Synovial tissue fibrosis is common in advanced OA with features including the presence of stress fiber-positive myofibroblasts and deposition of cross-linked collagen type-I. Proteoglycan-4 (PRG4) is a mucinous glycoprotein secreted by synovial fibroblasts and is a major component of synovial fluid. PRG4 is a ligand of the CD44 receptor. Our objective was to examine the role of PRG4-CD44 interaction in regulating synovial tissue fibrosis in vitro and in vivo.
OA synoviocytes were treated with TGF-β ± PRG4 for 24 h and α-SMA content was determined using immunofluorescence. Rhodamine-labeled rhPRG4 was incubated with OA synoviocytes ± anti-CD44 or isotype control antibodies and cellular uptake of rhPRG4 was determined following a 30-min incubation and α-SMA expression following a 24-h incubation. HEK-TGF-β cells were treated with TGF-β ± rhPRG4 and Smad3 phosphorylation was determined using immunofluorescence and TGF-β/Smad pathway activation was determined colorimetrically. We probed for stress fibers and focal adhesions (FAs) in TGF-β-treated murine fibroblasts and fibroblast migration was quantified ± rhPRG4. Synovial expression of fibrotic markers: α-SMA, collagen type-I, and PLOD2 in Prg4 gene-trap ( Prg4 GT ) and recombined Prg4 GTR animals were studied at 2 and 9 months of age. Synovial expression of α-SMA and PLOD2 was determined in 2-month-old Prg4 GT/GT & Cd44 −/− and Prg4 GTR/GTR & Cd44 −/− animals.

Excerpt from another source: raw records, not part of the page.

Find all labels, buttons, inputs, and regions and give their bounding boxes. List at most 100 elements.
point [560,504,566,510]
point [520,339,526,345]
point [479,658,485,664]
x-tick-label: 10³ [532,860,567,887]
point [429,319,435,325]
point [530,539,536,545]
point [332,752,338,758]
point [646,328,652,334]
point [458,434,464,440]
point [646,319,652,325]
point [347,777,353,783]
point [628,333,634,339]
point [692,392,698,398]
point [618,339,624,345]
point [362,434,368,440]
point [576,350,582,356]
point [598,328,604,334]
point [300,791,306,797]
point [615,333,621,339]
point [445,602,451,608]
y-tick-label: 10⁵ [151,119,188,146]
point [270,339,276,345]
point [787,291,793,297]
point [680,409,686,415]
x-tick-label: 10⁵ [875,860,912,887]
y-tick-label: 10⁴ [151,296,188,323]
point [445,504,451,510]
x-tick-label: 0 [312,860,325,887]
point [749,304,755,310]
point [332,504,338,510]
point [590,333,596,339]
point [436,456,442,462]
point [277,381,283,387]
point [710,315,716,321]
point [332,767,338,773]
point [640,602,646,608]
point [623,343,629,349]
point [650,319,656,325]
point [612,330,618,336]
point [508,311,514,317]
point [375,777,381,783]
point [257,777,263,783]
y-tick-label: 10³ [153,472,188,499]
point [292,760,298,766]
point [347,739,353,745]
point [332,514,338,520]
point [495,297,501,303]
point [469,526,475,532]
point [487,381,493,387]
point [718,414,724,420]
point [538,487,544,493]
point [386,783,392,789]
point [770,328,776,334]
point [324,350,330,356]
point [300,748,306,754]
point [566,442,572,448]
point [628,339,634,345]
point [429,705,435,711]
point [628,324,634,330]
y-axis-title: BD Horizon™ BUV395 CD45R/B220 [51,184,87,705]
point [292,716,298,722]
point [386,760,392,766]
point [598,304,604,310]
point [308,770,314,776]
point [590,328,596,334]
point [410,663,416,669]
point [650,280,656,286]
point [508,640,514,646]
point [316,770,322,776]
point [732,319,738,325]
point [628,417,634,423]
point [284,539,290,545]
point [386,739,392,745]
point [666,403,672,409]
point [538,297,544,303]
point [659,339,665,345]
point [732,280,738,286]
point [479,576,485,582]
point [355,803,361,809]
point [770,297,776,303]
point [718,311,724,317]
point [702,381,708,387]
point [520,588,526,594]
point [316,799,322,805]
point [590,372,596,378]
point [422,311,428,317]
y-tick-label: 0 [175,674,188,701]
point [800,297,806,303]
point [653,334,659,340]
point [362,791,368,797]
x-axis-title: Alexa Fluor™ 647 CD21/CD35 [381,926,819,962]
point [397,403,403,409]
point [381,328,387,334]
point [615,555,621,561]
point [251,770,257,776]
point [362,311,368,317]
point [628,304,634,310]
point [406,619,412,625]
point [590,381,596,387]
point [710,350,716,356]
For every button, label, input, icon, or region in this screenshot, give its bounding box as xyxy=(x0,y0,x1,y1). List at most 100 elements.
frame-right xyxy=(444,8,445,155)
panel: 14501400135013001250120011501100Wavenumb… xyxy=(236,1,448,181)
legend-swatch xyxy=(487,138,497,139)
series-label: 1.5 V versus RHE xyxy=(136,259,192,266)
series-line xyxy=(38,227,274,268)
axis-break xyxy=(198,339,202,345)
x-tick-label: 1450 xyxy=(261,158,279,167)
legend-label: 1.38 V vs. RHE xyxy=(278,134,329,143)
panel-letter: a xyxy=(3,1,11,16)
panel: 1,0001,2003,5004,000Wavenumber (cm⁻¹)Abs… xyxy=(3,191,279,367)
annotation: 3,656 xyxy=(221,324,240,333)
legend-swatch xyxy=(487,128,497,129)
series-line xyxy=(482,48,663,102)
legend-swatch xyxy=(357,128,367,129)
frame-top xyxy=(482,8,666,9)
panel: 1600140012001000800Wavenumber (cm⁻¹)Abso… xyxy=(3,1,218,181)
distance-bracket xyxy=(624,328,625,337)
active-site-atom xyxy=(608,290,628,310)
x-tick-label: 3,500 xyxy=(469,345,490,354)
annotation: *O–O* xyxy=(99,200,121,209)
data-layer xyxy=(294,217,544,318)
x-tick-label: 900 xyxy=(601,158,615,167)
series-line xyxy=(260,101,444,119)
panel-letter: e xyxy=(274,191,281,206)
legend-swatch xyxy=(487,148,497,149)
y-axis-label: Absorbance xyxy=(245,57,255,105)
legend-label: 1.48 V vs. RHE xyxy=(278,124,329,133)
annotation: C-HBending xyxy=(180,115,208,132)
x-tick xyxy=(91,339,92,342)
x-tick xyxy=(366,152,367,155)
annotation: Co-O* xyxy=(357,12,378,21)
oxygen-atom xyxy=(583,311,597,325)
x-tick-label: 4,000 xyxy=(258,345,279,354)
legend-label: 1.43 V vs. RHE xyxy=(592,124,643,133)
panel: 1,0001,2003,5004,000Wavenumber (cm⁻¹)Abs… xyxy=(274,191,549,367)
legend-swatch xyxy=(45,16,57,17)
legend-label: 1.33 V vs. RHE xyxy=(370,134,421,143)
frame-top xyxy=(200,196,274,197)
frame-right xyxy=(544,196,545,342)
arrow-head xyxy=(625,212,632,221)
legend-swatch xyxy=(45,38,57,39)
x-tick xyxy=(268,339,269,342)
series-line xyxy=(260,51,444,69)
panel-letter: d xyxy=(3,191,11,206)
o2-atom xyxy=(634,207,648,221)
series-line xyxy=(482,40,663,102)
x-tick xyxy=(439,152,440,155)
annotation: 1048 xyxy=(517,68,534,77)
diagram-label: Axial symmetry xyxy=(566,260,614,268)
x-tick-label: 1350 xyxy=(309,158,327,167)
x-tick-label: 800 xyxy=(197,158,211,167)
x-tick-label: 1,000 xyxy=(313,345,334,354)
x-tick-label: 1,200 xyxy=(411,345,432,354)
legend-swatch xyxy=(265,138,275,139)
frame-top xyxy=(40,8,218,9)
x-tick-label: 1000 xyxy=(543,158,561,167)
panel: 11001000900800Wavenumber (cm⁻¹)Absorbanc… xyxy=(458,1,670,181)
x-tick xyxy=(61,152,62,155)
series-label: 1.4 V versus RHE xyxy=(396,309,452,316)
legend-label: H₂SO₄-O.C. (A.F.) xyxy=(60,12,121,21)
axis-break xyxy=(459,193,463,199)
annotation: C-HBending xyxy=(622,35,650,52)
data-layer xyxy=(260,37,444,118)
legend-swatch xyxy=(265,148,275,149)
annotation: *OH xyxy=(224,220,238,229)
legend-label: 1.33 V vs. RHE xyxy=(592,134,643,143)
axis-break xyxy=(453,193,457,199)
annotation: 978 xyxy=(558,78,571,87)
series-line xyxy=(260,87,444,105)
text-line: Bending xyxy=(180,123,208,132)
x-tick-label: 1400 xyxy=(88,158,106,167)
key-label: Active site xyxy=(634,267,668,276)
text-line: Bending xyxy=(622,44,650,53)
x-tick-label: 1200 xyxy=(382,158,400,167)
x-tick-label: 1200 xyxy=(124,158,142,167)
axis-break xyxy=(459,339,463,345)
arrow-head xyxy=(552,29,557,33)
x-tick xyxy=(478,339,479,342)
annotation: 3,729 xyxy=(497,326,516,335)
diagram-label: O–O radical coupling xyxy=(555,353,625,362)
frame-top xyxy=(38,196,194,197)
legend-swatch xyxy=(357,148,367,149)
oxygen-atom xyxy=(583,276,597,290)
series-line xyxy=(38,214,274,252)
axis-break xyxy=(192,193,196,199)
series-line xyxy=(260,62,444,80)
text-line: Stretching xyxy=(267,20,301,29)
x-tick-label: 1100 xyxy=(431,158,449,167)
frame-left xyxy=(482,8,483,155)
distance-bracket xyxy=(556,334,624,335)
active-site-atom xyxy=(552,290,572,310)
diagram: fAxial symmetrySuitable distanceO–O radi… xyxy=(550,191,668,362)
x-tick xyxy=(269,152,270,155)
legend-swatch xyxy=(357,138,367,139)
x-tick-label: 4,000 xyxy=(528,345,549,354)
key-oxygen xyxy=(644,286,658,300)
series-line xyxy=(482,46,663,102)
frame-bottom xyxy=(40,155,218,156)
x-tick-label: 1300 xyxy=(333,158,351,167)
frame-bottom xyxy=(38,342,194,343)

PRG4 reduced α-SMA content in OA synoviocytes ( p < 0. 001). rhPRG4 was internalized by OA synoviocytes via CD44 and CD44 neutralization attenuated rhPRG4’s antifibrotic effect ( p < 0. 05). rhPRG4 reduced pSmad3 signal in HEK-TGF-β cells ( p < 0. 001) and TGF-β/Smad pathway activation ( p < 0. 001). rhPRG4 reduced the number of stress fiber-positive myofibroblasts, FAs mean size, and cell migration in TGF-β-treated NIH3T3 fibroblasts ( p < 0. 05). rhPRG4 inhibited fibroblast migration in a macrophage and fibroblast co-culture model without altering active or total TGF-β levels. Synovial tissues of 9-month-old Prg4 GT/GT animals had higher α-SMA, collagen type-I, and PLOD2 ( p < 0. 001) content and Prg4 re-expression reduced these markers ( p < 0. 01). Prg4 re-expression also reduced α-SMA and PLOD2 staining in CD44-deficient mice.